Voltava para casa ao anoitecer num passo demorado, lembrando-se de passar pela horta. Os ventos fortes remexiam a terra e um dos brócolos rolou pelo solo até aos seus pés. Trouxe-o para dentro como um amigo que o tinha subitamente visitado e tratou de fazer o jantar, só para um.
Já de noite, o vento lá fora não cessava, dando um tempo de descanso às ruas para se recomporem até que os homens as voltassem a pisar na manhã seguinte. Trancou a porta e caiu na cama.
Quando acordou, desejou ter ficado em casa na noite anterior. Tinha uma pá aos pés da cama, a colcha furada e marcas de cigarros nas mãos. O telemóvel marcava as seis da tarde e tinha 17 chamadas perdidas. Na sua cabeça três tipos de dores diferentes e na boca sentia um gosto pastoso.
Pisando os passeios de betão deu passeios pela cidade, cambaleando ou dançando ao som de sirenes longínquas, dependendo da perspetiva. Odiava aquela cidade: sentia-se mais um de tantos condicionados pelos moldes do meio urbano, um monstro que ameaçava a sua liberdade. Não sentia medo, mas um desconforto constante porque lhe era impossível fugir do ambiente em que vivia.

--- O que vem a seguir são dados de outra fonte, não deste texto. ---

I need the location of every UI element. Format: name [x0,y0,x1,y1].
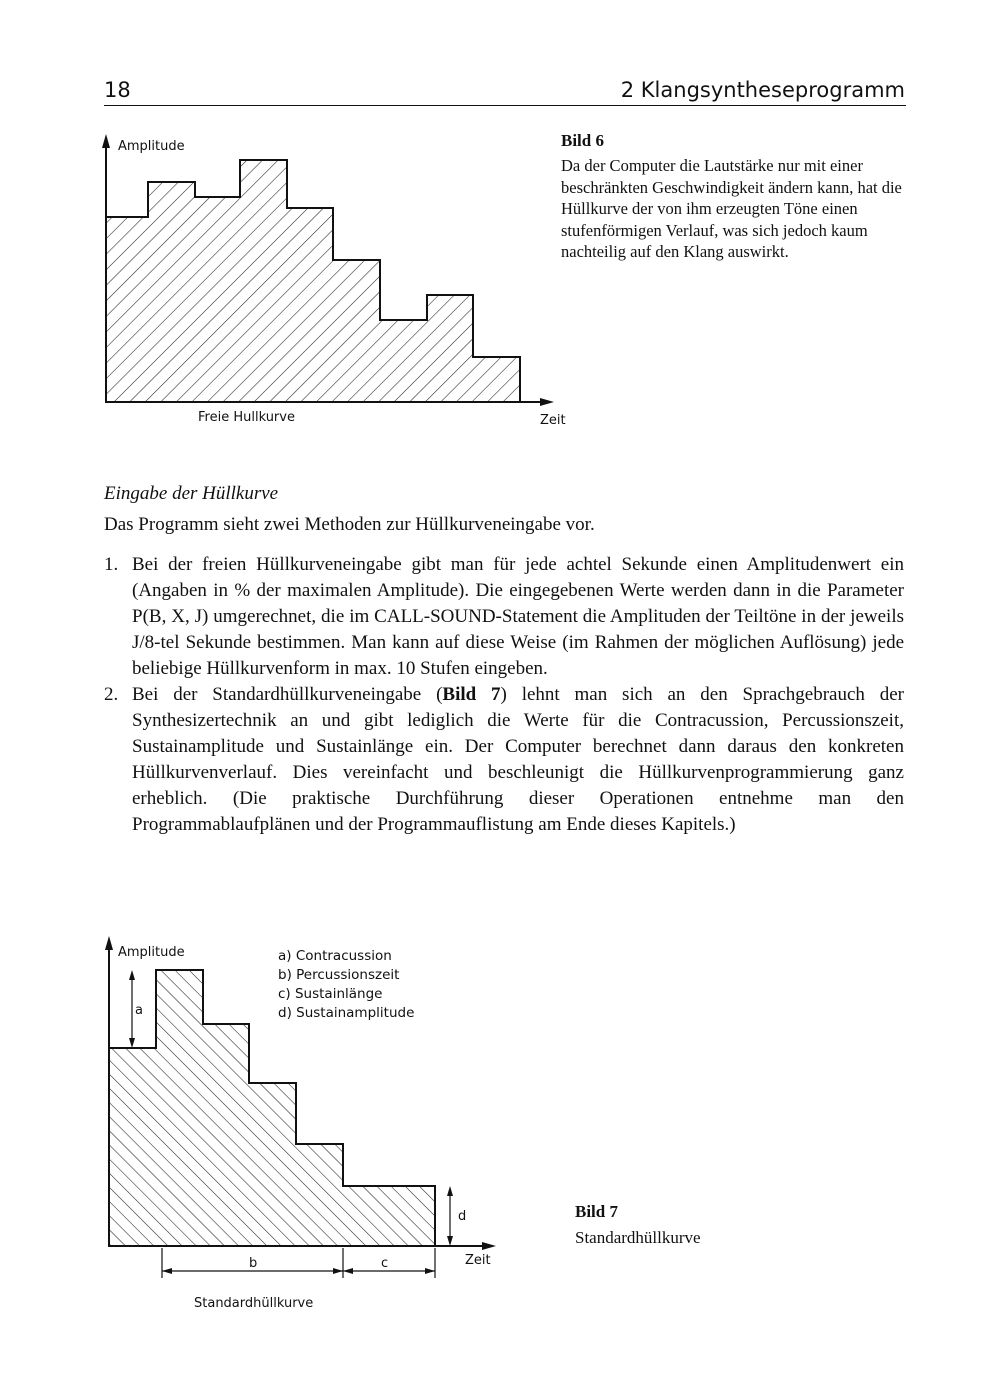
list-text: Bei der freien Hüllkurveneingabe gibt man für jede achtel Sekunde einen Amplitudenwert ein (Angaben in % der maximalen Amplitude). Die eingegebenen Werte werden dann in die Parameter P(B, X, J) umgerechnet, die im CALL-SOUND-Statement die Amplituden der Teiltöne in der jeweils J/8-tel Sekunde bestimmen. Man kann auf diese Weise (im Rahmen der möglichen Auflösung) jede beliebige Hüllkurvenform in max. 10 Stufen eingeben. [132,554,904,679]
figure-7-standard-envelope [92,930,512,1320]
x-axis-label: Zeit [465,1253,491,1268]
dimension-b-arrow-right [333,1268,343,1274]
dimension-c-arrow-right [425,1268,435,1274]
figure-label: Standardhüllkurve [194,1296,314,1311]
dimension-d-arrow-bottom [447,1236,453,1246]
list-text-after: ) lehnt man sich an den Sprachgebrauch der Synthesizertechnik an und gibt lediglich die Werte für die Contracussion, Percussionszeit, Sustainamplitude und Sustainlänge ein. Der Computer berechnet dann daraus den konkreten Hüllkurvenverlauf. Dies vereinfacht und beschleunigt die Hüllkurvenprogrammierung ganz erheblich. (Die praktische Durchführung dieser Operationen entnehme man den Programmablaufplänen und der Programmauflistung am Ende dieses Kapitels.) [132,684,904,835]
figure-7-caption-title: Bild 7 [575,1202,618,1221]
dimension-c-arrow-left [343,1268,353,1274]
x-axis-label: Zeit [540,413,566,428]
figure-6-caption-title: Bild 6 [561,131,604,150]
legend-item: c) Sustainlänge [278,986,383,1002]
running-header: 2 Klangsyntheseprogramm [620,78,905,102]
list-text-before: Bei der Standardhüllkurveneingabe ( [132,684,443,705]
dimension-b-arrow-left [162,1268,172,1274]
dimension-d-label: d [458,1209,467,1224]
section-heading: Eingabe der Hüllkurve [104,483,279,504]
dimension-b-label: b [249,1256,258,1271]
method-list [104,552,904,838]
dimension-a-label: a [135,1003,143,1018]
list-number: 2. [104,684,119,705]
y-axis-arrow [102,134,110,148]
figure-label: Freie Hullkurve [198,410,295,425]
figure-6-caption-text: Da der Computer die Lautstärke nur mit einer beschränkten Geschwindigkeit ändern kann, hat die Hüllkurve der von ihm erzeugten Töne einen stufenförmigen Verlauf, was sich jedoch kaum nachteilig auf den Klang auswirkt. [561,156,902,261]
page-number: 18 [104,78,131,102]
dimension-a-arrow-bottom [129,1038,135,1048]
list-item [104,682,904,838]
intro-paragraph: Das Programm sieht zwei Methoden zur Hüllkurveneingabe vor. [104,514,595,535]
dimension-c-label: c [381,1256,389,1271]
figure-6-free-envelope [90,130,580,430]
figure-reference: Bild 7 [442,684,501,705]
list-number: 1. [104,554,119,575]
x-axis-arrow [540,398,554,406]
legend-item: b) Percussionszeit [278,967,400,983]
header-rule [104,105,906,106]
dimension-a-arrow-top [129,970,135,980]
free-envelope-area [106,160,520,402]
dimension-d-arrow-top [447,1186,453,1196]
legend-item: d) Sustainamplitude [278,1005,415,1021]
y-axis-label: Amplitude [118,139,185,154]
list-item [104,552,904,682]
figure-7-caption-text: Standardhüllkurve [575,1228,701,1247]
x-axis-arrow [482,1242,496,1250]
legend-item: a) Contracussion [278,948,392,964]
y-axis-label: Amplitude [118,945,185,960]
y-axis-arrow [105,936,113,950]
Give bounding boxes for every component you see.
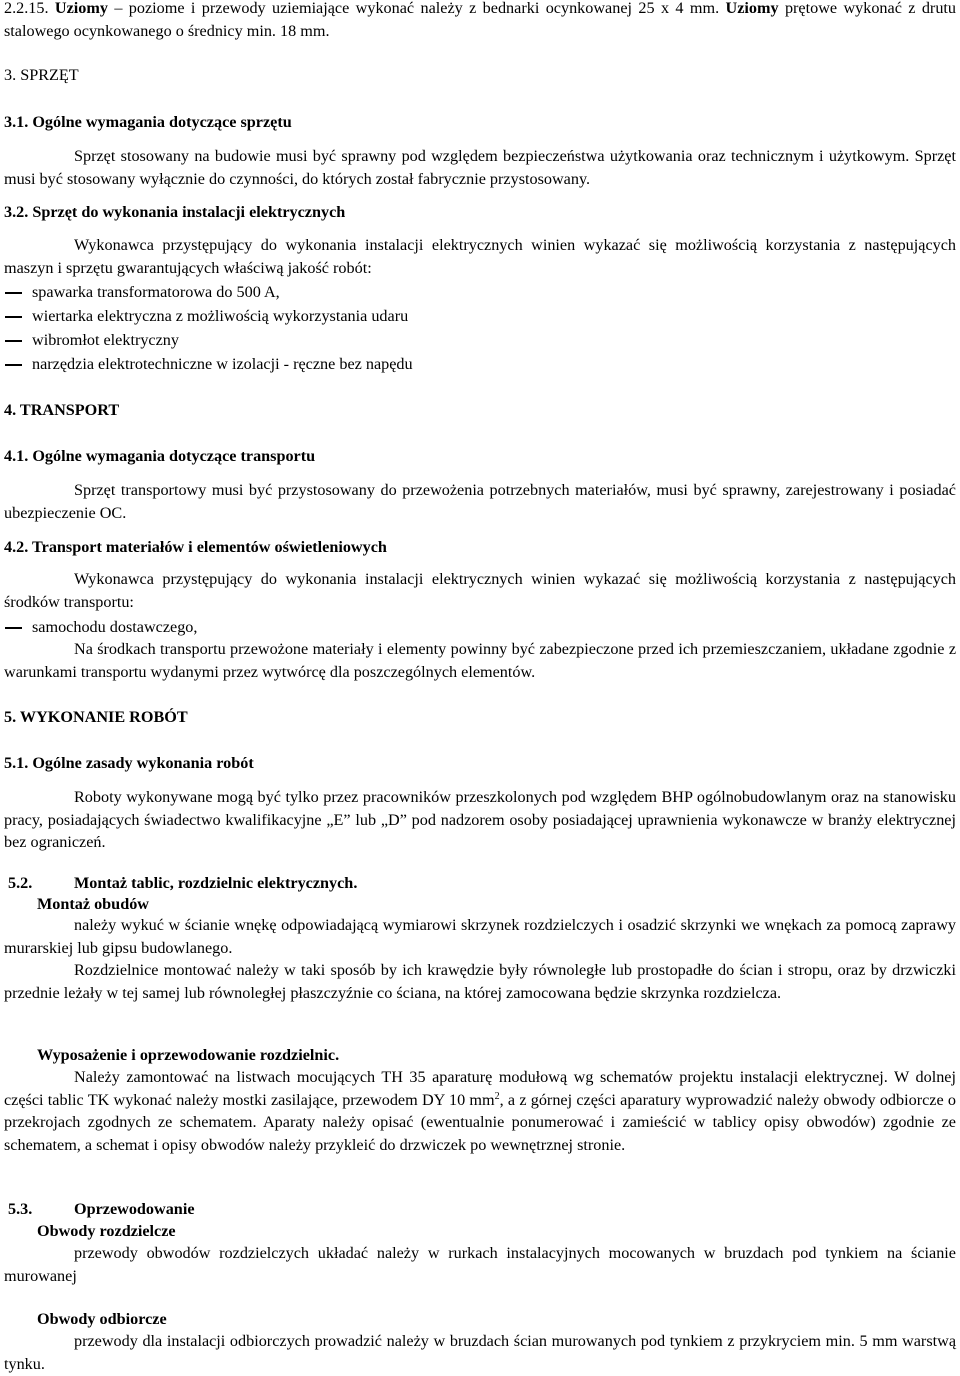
list-item: samochodu dostawczego,: [4, 616, 944, 639]
section-heading-4: 4. TRANSPORT: [4, 401, 120, 419]
sub-heading-montaz-obudow: Montaż obudów: [37, 895, 149, 913]
paragraph-5-2-b: Rozdzielnice montować należy w taki sposób by ich krawędzie były równoległe lub prostopadłe do ścian i stropu, oraz by drzwiczki przednie leżały w tej samej lub równoległej płaszczyźnie co ściana, na której zamocowana będzie skrzynka rozdzielcza.: [4, 961, 956, 1002]
paragraph-3-2: Wykonawca przystępujący do wykonania instalacji elektrycznych winien wykazać się możliwością korzystania z następujących maszyn i sprzętu gwarantujących właściwą jakość robót:: [4, 236, 956, 277]
paragraph-4-1: Sprzęt transportowy musi być przystosowany do przewożenia potrzebnych materiałów, musi być sprawny, zarejestrowany i posiadać ubezpieczenie OC.: [4, 481, 956, 522]
paragraph-2-2-15: [4, 0, 956, 42]
subsection-heading-3-1: 3.1. Ogólne wymagania dotyczące sprzętu: [4, 113, 292, 131]
bold-term: Uziomy: [725, 0, 779, 17]
paragraph-5-3-b: przewody dla instalacji odbiorczych prowadzić należy w bruzdach ścian murowanych pod tynkiem z przykryciem min. 5 mm warstwą tynku.: [4, 1332, 956, 1373]
paragraph-4-2-b: Na środkach transportu przewożone materiały i elementy powinny być zabezpieczone przed ich przemieszczaniem, układane zgodnie z warunkami transportu wydanymi przez wytwórcę dla poszczególnych elementów.: [4, 640, 956, 681]
section-heading-3: 3. SPRZĘT: [4, 66, 79, 84]
paragraph-3-1: Sprzęt stosowany na budowie musi być sprawny pod względem bezpieczeństwa użytkowania oraz technicznym i użytkowym. Sprzęt musi być stosowany wyłącznie do czynności, do których został fabrycznie przystosowany.: [4, 147, 956, 188]
paragraph-5-1: Roboty wykonywane mogą być tylko przez pracowników przeszkolonych pod względem BHP ogólnobudowlanym oraz na stanowisku pracy, posiadających świadectwo kwalifikacyjne „E” lub „D” pod nadzorem osoby posiadającej uprawnienia wykonawcze w branży elektrycznej bez ograniczeń.: [4, 788, 956, 851]
section-number: 5.3.: [8, 1200, 33, 1218]
section-title: Montaż tablic, rozdzielnic elektrycznych.: [74, 874, 358, 892]
section-heading-5: 5. WYKONANIE ROBÓT: [4, 708, 188, 726]
sub-heading-wyposazenie: Wyposażenie i oprzewodowanie rozdzielnic.: [37, 1046, 340, 1064]
subsection-heading-5-3: [8, 1198, 195, 1221]
section-title: Oprzewodowanie: [74, 1200, 195, 1218]
paragraph-5-2-a: należy wykuć w ścianie wnękę odpowiadającą wymiarowi skrzynek rozdzielczych i osadzić skrzynki we wnękach za pomocą zaprawy murarskiej lub gipsu budowlanego.: [4, 916, 956, 957]
paragraph-text: – poziome i przewody uziemiające wykonać należy z bednarki ocynkowanej 25 x 4 mm.: [107, 0, 720, 17]
superscript: 2: [494, 1090, 500, 1102]
list-item: spawarka transformatorowa do 500 A,: [4, 281, 944, 304]
paragraph-5-2-c: [4, 1066, 956, 1156]
paragraph-5-3-a: przewody obwodów rozdzielczych układać należy w rurkach instalacyjnych mocowanych w bruzdach pod tynkiem na ścianie murowanej: [4, 1244, 956, 1285]
list-item: narzędzia elektrotechniczne w izolacji - ręczne bez napędu: [4, 353, 944, 376]
subsection-heading-4-1: 4.1. Ogólne wymagania dotyczące transportu: [4, 447, 316, 465]
list-item: wibromłot elektryczny: [4, 329, 944, 352]
list-item: wiertarka elektryczna z możliwością wykorzystania udaru: [4, 305, 944, 328]
paragraph-4-2: Wykonawca przystępujący do wykonania instalacji elektrycznych winien wykazać się możliwością korzystania z następujących środków transportu:: [4, 570, 956, 611]
paragraph-text: prętowe wykonać z drutu stalowego ocynkowanego o średnicy min. 18 mm.: [4, 0, 957, 40]
section-number: 2.2.15.: [4, 0, 49, 17]
section-number: 5.2.: [8, 874, 33, 892]
subsection-heading-4-2: 4.2. Transport materiałów i elementów oświetleniowych: [4, 538, 387, 556]
paragraph-text: , a z górnej części aparatury wyprowadzić należy obwody odbiorcze o przekrojach zgodnych ze schematem. Aparaty należy opisać (ewentualnie ponumerować i zamieścić w tablicy opisy obwodów) zgodnie ze schematem, a schemat i opisy obwodów należy przykleić do drzwiczek po wewnętrznej stronie.: [4, 1090, 956, 1154]
sub-heading-obwody-odbiorcze: Obwody odbiorcze: [37, 1310, 167, 1328]
subsection-heading-3-2: 3.2. Sprzęt do wykonania instalacji elektrycznych: [4, 203, 346, 221]
bold-term: Uziomy: [54, 0, 108, 17]
paragraph-text: Należy zamontować na listwach mocujących TH 35 aparaturę modułową wg schematów projektu instalacji elektrycznej. W dolnej części tablic TK wykonać należy mostki zasilające, przewodem DY 10 mm: [4, 1068, 956, 1109]
subsection-heading-5-1: 5.1. Ogólne zasady wykonania robót: [4, 754, 254, 772]
subsection-heading-5-2: [8, 872, 357, 895]
sub-heading-obwody-rozdzielcze: Obwody rozdzielcze: [37, 1222, 176, 1240]
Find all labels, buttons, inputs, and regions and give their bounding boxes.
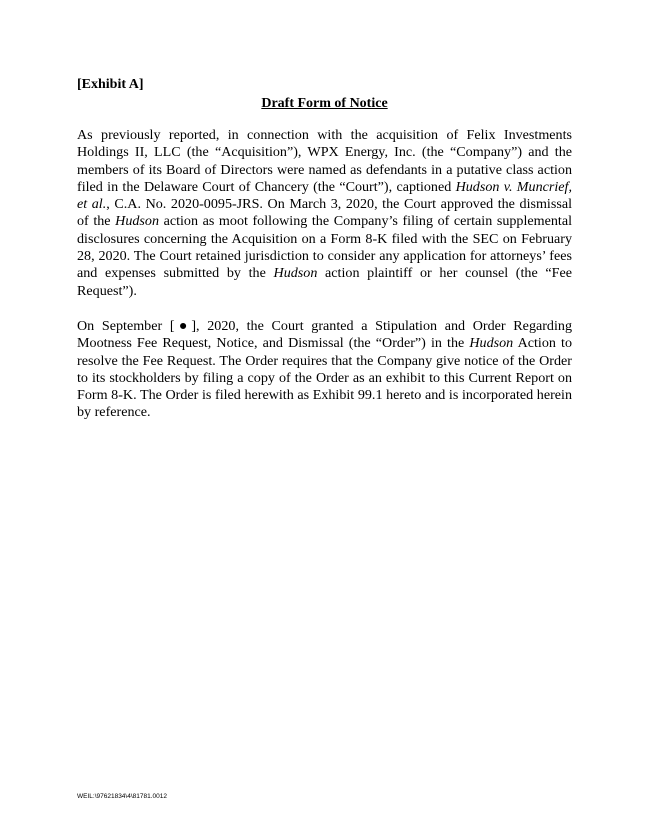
paragraph-2-text: [77, 318, 572, 422]
paragraph-1-text: [77, 127, 572, 300]
document-footer-code: WEIL:\97621834\4\81781.0012: [77, 793, 167, 800]
text-run: On September [●], 2020, the Court granted a Stipulation and Order Regarding Mootness Fee Request, Notice, and Dismissal (the “Order”) in the: [77, 318, 572, 352]
text-run: As previously reported, in connection with the acquisition of Felix Investments Holdings II, LLC (the “Acquisition”), WPX Energy, Inc. (the “Company”) and the members of its Board of Directors were named as defendants in a putative class action filed in the Delaware Court of Chancery (the “Court”), captioned: [77, 127, 572, 195]
paragraph-acquisition: [77, 127, 572, 300]
text-run: , C.A. No. 2020-0095-JRS. On March 3, 2020, the Court approved the dismissal of the: [77, 196, 572, 230]
document-title-container: [0, 95, 649, 113]
italic-case-name: Hudson v. Muncrief, et al.: [77, 178, 572, 213]
text-run: action plaintiff or her counsel (the “Fee Request”).: [77, 265, 572, 299]
italic-case-name: Hudson: [469, 335, 514, 352]
text-run: Action to resolve the Fee Request. The Order requires that the Company give notice of the Order to its stockholders by filing a copy of the Order as an exhibit to this Current Report on Form 8-K. The Order is filed herewith as Exhibit 99.1 hereto and is incorporated herein by reference.: [77, 335, 572, 421]
exhibit-label: [Exhibit A]: [77, 77, 144, 92]
text-run: action as moot following the Company’s filing of certain supplemental disclosures concerning the Acquisition on a Form 8-K filed with the SEC on February 28, 2020. The Court retained jurisdiction to consider any application for attorneys’ fees and expenses submitted by the: [77, 213, 572, 282]
paragraph-order: [77, 318, 572, 422]
italic-case-name: Hudson: [115, 213, 159, 230]
document-title: Draft Form of Notice: [261, 96, 388, 111]
italic-case-name: Hudson: [273, 265, 318, 282]
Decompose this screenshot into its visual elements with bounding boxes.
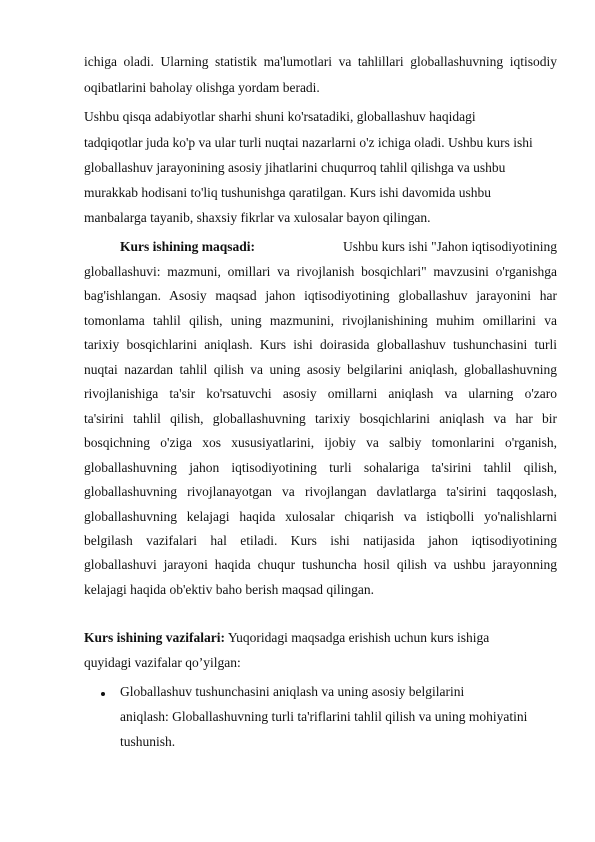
summary-line-1: Ushbu qisqa adabiyotlar sharhi shuni ko'rsatadiki, globallashuv haqidagi <box>84 109 476 124</box>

Ainda assim, ia em direção ao centro desse buraco luminoso enquanto os últimos resquícios de luz natural desapareciam por cima do fumo dos carros. Lembrou-se de passar pelo bar do costume, onde o barman, surpreendido com o seu aspeto terrível, tomou a liberdade de lhe patrocinar uma bebida. Acolheu aquele daiquiri predestinado no seu estômago como quem se entretém com um velho amigo que não via há muito e adormeceu por uns minutos com o cotovelo no balcão.
- Vá, Bruno, fora daqui que ainda tenho de limpar esta espelunca.
Abriu os olhos e pôs os pés fora do estabelecimento, dando de caras novamente com o fumo, os carros, o betão. Sem dominar a mesma dança de antes, voltou para casa. Trancou a porta e caiu da cama.